Universities are central to an innovation ecosystem, and constantly cutting their budgets weakens the ecosystem as a whole. But interestingly, cuts ironically drive up the cost of new jobs rather than lowering them (usually defined as lower taxes). A weaker innovation ecosystem can destroy a new industry before it gets started. Grove's example is lithium-ion batteries for the next generation of electric cars and trucks.
The U.S. lost its lead in batteries 30 years ago when it stopped making consumer electronics devices. Whoever made batteries then gained the exposure and relationships needed to learn to supply batteries for the more demanding laptop PC market, and after that, for the even more demanding automobile market. U.S. companies did not participate in the first phase and consequently were not in the running for all that followed. I doubt they will ever catch up.Subsidized capitalism conceals the real problem, which is the weakening of the overall social environment in which innovation and sustainability take place. It has been weakened by social underinvestment. Grove calls explicitly for jobs policy -- for "jobs-centric" leadership.

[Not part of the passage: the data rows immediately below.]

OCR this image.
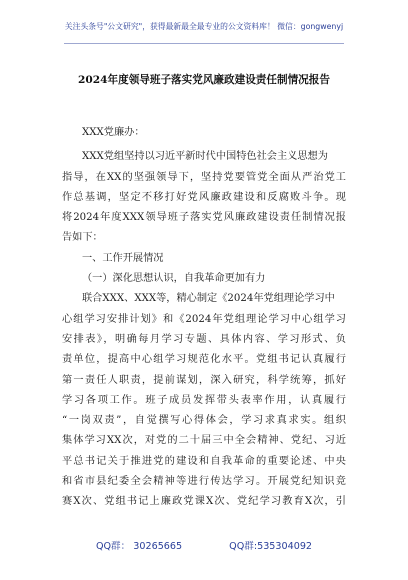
关注头条号"公文研究"，获得最新最全最专业的公文资料库！ 微信：gongwenyj
2024年度领导班子落实党风廉政建设责任制情况报告
XXX党廉办：
XXX党组坚持以习近平新时代中国特色社会主义思想为
指导，在XX的坚强领导下，坚持党要管党全面从严治党工
作总基调，坚定不移打好党风廉政建设和反腐败斗争。现
将2024年度XXX领导班子落实党风廉政建设责任制情况报
告如下：
一、工作开展情况
（一）深化思想认识，自我革命更加有力
联合XXX、XXX等，精心制定《2024年党组理论学习中
心组学习安排计划》和《2024年党组理论学习中心组学习
安排表》，明确每月学习专题、具体内容、学习形式、负
责单位，提高中心组学习规范化水平。党组书记认真履行
第一责任人职责，提前谋划，深入研究，科学统筹，抓好
学习各项工作。班子成员发挥带头表率作用，认真履行
“一岗双责”，自觉撰写心得体会，学习求真求实。组织
集体学习XX次，对党的二十届三中全会精神、党纪、习近
平总书记关于推进党的建设和自我革命的重要论述、中央
和省市县纪委全会精神等进行传达学习。开展党纪知识竞
赛X次、党组书记上廉政党课X次、党纪学习教育X次，引
QQ群： 30265665	QQ群:535304092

We won't get something that intelligent because both parties like to shovel public money toward private firms, even when it means taking public funds away from the social ecosystem on which the firms depend.
To wrap up, subsidized capitalism kills two birds with its one big stone. First, it hurts public services. Subsidized capitalism has enabled the takeover of the charter school movement by education companies whose existence depends entirely on taxpayer funding. The same goes for-profit university-company sector, which depends so totally on federal loan money that it pipes through its student-customers that the government has had to cap their receipt of federal funds as a share of total revenues at 90%. This sector sells educational services, but makes its money by not spending revenues on education, and produces bad educational results. The bad drives out the good, as the for-profit sector's existence convinces many policymakers that they can get away with spending less public money on real-thing public education. The same has happened to transportation. A somewhat funny example is Chicago outsourcing its parking meters, which historically helped pay for street improvements. More seriously, the UK House of Commons's Treasury Committee published a study last August, 20 years into its "Private Finance Initiatives" experience that included privatizing its rail system. The committee found among other things that PFI deals typically added 40% to the service costs.
The second victim of subsidized capitalism is the private sector itself. Demanding tax reduction with one hand and receiving taxpayer funding with the other, corporate America has ignored the role of public funding in building the advanced society on which its own survival depends. After nearly 40 years of this, in 2012, it's not clear that the U.S. will ever catch up.